A recently ended anti-Soros billboard and poster campaign in Hungary has been criticized by Jewish groups for its anti-Semitic overtones.
In the speech broadcast by Hungarian state media, Orban repeated his claim that the EU leadership was encroaching on member states' rights and trying to apply policies, such as increased immigration, which he said were opposed by most Europeans.
Orban said Poland, which is under pressure from the EU because of attempts to put its Supreme Court under political control, had replaced Hungary as the target of the EU's "chief inquisitor," whom he identified as European Commission Vice-President Frans Timmermans.
"The main target of the inquisition, the example of national governance to be weakened, destroyed and broken is Poland," Orban said, vowing to defend the Polish government. "Hungary will use every legal possibility in the European Union to be in solidarity with the Poles."

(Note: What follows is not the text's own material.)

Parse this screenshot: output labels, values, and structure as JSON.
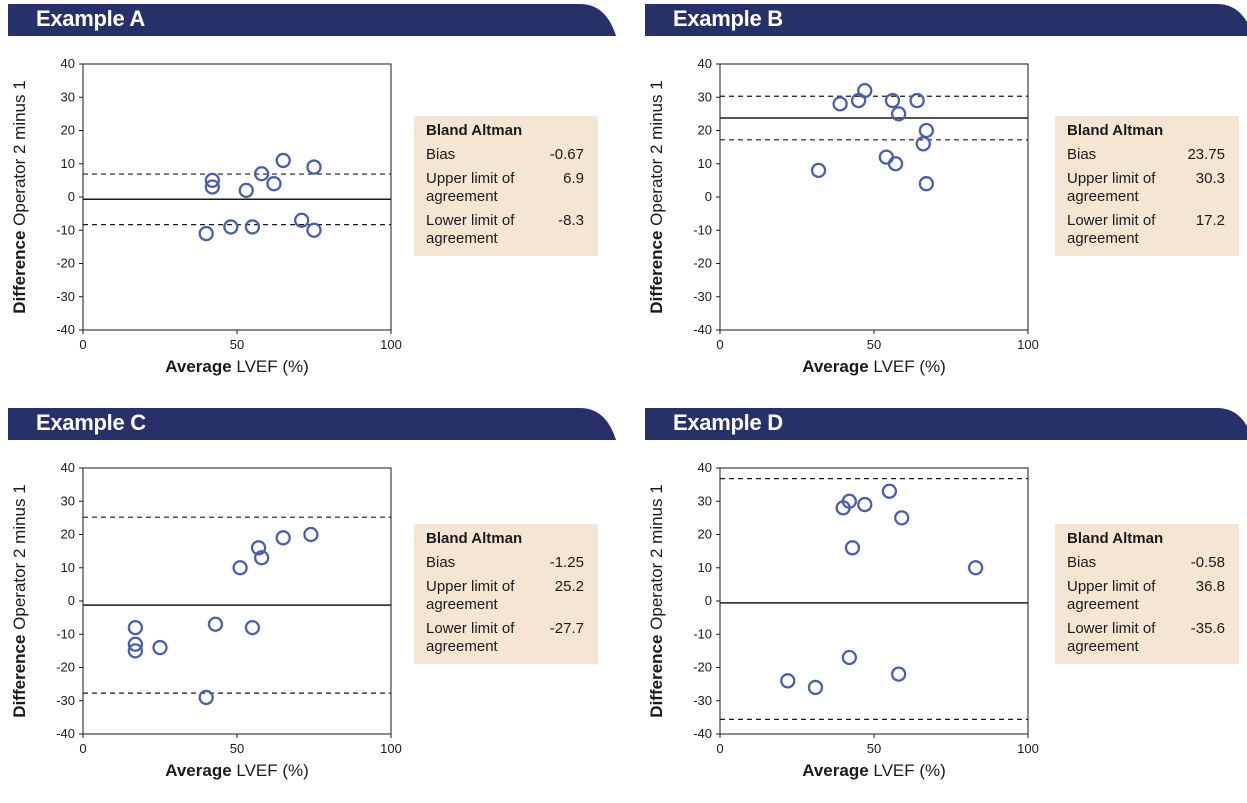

Asked about choosing between U.S. President Donald Trump and Russian President Vladimir Putin, Orban answered with a joke about a Pole being asked in the communist era to choose between Hitler and Stalin.
"He answered that he chooses Marlene Dietrich," Orban said with a laugh. "What I want to say with this is that you can't give a good answer to a bad question."
Orban first expressed his support for Trump a year ago, while Putin has visited Hungary twice in two years. Hungary is expanding its energy ties with Moscow, including Russia's construction of new reactors at Hungary's only nuclear power plant.